Сегодня был не самый плохой день. Пьеса вчерне была готова, хотя некоторые сцены с участием толпы напоминали скорее похороны. Все дети выучили свои роли, мать девочки, которая играла Розалинду, уверила его, что сможет сделать костюмы за двести баксов, при условии, что на мальчиках будут спортивные штаны и кто-нибудь одолжит пару бархатных платьев, какие обычно шьют к свадьбе для подружек невесты.

— Хорошо, ребята, — обратился он к труппе. — На сегодня хватит. До понедельника.

Дети, толпившиеся на краю сцены, начали спрыгивать с нее, как пингвины в воду. Зал наполнился приглушенным шумом детских и взрослых голосов, обрывками разговоров о том, у кого какие планы на выходные, будет ли на ужин пицца и можно ли Салли остаться ночевать у подруги. Он перекинулся словами с несколькими родителями, серьезно кивнул двум девочкам, которые, кокетливо хихикая, сказали ему «до свидания», и обвел глазами зал.

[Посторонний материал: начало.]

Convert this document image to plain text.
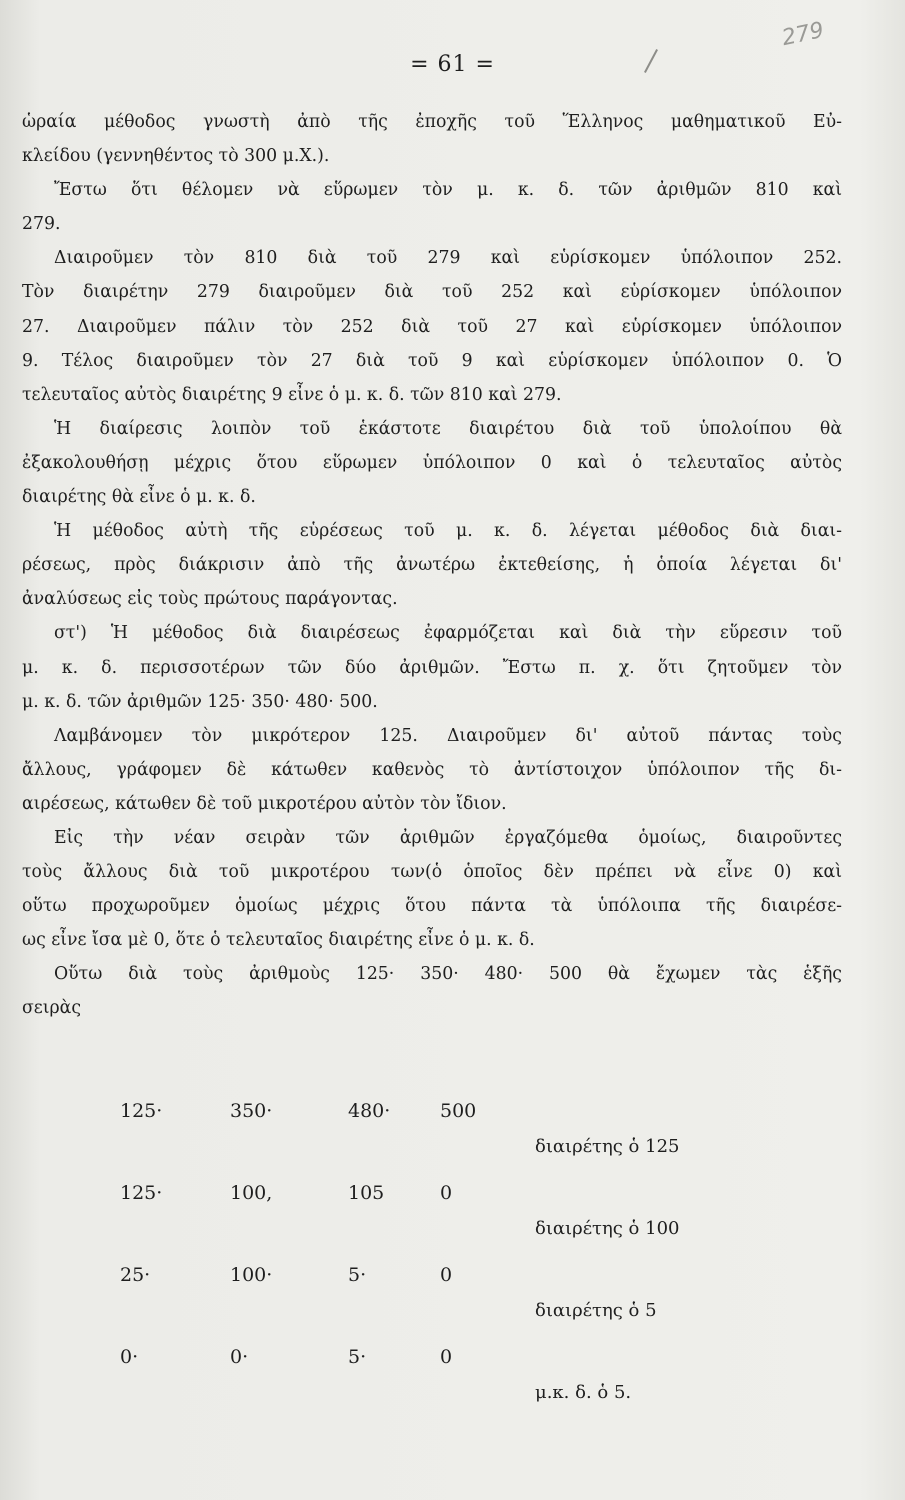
= 61 =
279
ὡραία μέθοδος γνωστὴ ἀπὸ τῆς ἐποχῆς τοῦ Ἕλληνος μαθηματικοῦ Εὐ-
κλείδου (γεννηθέντος τὸ 300 μ.Χ.).
Ἔστω ὅτι θέλομεν νὰ εὕρωμεν τὸν μ. κ. δ. τῶν ἀριθμῶν 810 καὶ
279.
Διαιροῦμεν τὸν 810 διὰ τοῦ 279 καὶ εὑρίσκομεν ὑπόλοιπον 252.
Τὸν διαιρέτην 279 διαιροῦμεν διὰ τοῦ 252 καὶ εὑρίσκομεν ὑπόλοιπον
27. Διαιροῦμεν πάλιν τὸν 252 διὰ τοῦ 27 καὶ εὑρίσκομεν ὑπόλοιπον
9. Τέλος διαιροῦμεν τὸν 27 διὰ τοῦ 9 καὶ εὑρίσκομεν ὑπόλοιπον 0. Ὁ
τελευταῖος αὐτὸς διαιρέτης 9 εἶνε ὁ μ. κ. δ. τῶν 810 καὶ 279.
Ἡ διαίρεσις λοιπὸν τοῦ ἑκάστοτε διαιρέτου διὰ τοῦ ὑπολοίπου θὰ
ἐξακολουθήσῃ μέχρις ὅτου εὕρωμεν ὑπόλοιπον 0 καὶ ὁ τελευταῖος αὐτὸς
διαιρέτης θὰ εἶνε ὁ μ. κ. δ.
Ἡ μέθοδος αὐτὴ τῆς εὑρέσεως τοῦ μ. κ. δ. λέγεται μέθοδος διὰ διαι-
ρέσεως, πρὸς διάκρισιν ἀπὸ τῆς ἀνωτέρω ἐκτεθείσης, ἡ ὁποία λέγεται δι'
ἀναλύσεως εἰς τοὺς πρώτους παράγοντας.
στ') Ἡ μέθοδος διὰ διαιρέσεως ἐφαρμόζεται καὶ διὰ τὴν εὕρεσιν τοῦ
μ. κ. δ. περισσοτέρων τῶν δύο ἀριθμῶν. Ἔστω π. χ. ὅτι ζητοῦμεν τὸν
μ. κ. δ. τῶν ἀριθμῶν 125· 350· 480· 500.
Λαμβάνομεν τὸν μικρότερον 125. Διαιροῦμεν δι' αὐτοῦ πάντας τοὺς
ἄλλους, γράφομεν δὲ κάτωθεν καθενὸς τὸ ἀντίστοιχον ὑπόλοιπον τῆς δι-
αιρέσεως, κάτωθεν δὲ τοῦ μικροτέρου αὐτὸν τὸν ἴδιον.
Εἰς τὴν νέαν σειρὰν τῶν ἀριθμῶν ἐργαζόμεθα ὁμοίως, διαιροῦντες
τοὺς ἄλλους διὰ τοῦ μικροτέρου των(ὁ ὁποῖος δὲν πρέπει νὰ εἶνε 0) καὶ
οὕτω προχωροῦμεν ὁμοίως μέχρις ὅτου πάντα τὰ ὑπόλοιπα τῆς διαιρέσε-
ως εἶνε ἴσα μὲ 0, ὅτε ὁ τελευταῖος διαιρέτης εἶνε ὁ μ. κ. δ.
Οὕτω διὰ τοὺς ἀριθμοὺς 125· 350· 480· 500 θὰ ἔχωμεν τὰς ἑξῆς
σειρὰς
125·	350·	480·	500
διαιρέτης ὁ 125
125·	100,	105	0
διαιρέτης ὁ 100
25·	100·	5·	0
διαιρέτης ὁ 5
0·	0·	5·	0
μ.κ. δ. ὁ 5.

Лави Филипс явно не спешила уходить. Она крепко держала за руку извивающегося и орущего Коди и ждала, когда разойдутся остальные. Хотя Ванесса обычно не присутствовала на репетициях, в этот раз она осталась, чтобы посмотреть, что из реквизита может понадобиться.

Девочка подняла младшего брата на сцену и бегала вдоль нее с широко расставленными руками, готовая поймать малыша, как только тот приблизится к краю. С младшими братьями Ванесса прекрасно ладила, но застенчивость по-прежнему мешала ей завести подруг в школе.

Однако сейчас мысли Алека занимала отнюдь не Ванесса и даже не другие дети. Судя по молчанию Лави, он понял, что та разговаривала с Гвин. Интересно, с каким результатом?

Единственное, что утешало его, — все это было затеей миссис Филипс. Он подозревал, что она начала бы действовать даже без его согласия.

— Я поговорила с ней, Алек, — сказала наконец Лави, глядя на сцену.

— И что же?

— Как я и ожидала, она без работы. И я сказала ей, что дела у вас совсем плохи. — Он поморщился. — А что вы еще от меня ожидали? Ведь так оно и есть.

— Ну спасибо.

— Согласитесь, ведь главное — достигнуть цель, разве не так?

— Так она согласилась?

— Я этого не говорила. Но я только подготовила почву, и теперь дело за вами.

Почему-то у Алека сложилось впечатление, что они — особенно Лави — говорят совсем не о том, как убедить Гвин помочь с постановкой спектакля. Точнее, не только об этом. Он снял очки и потер пальцами веки.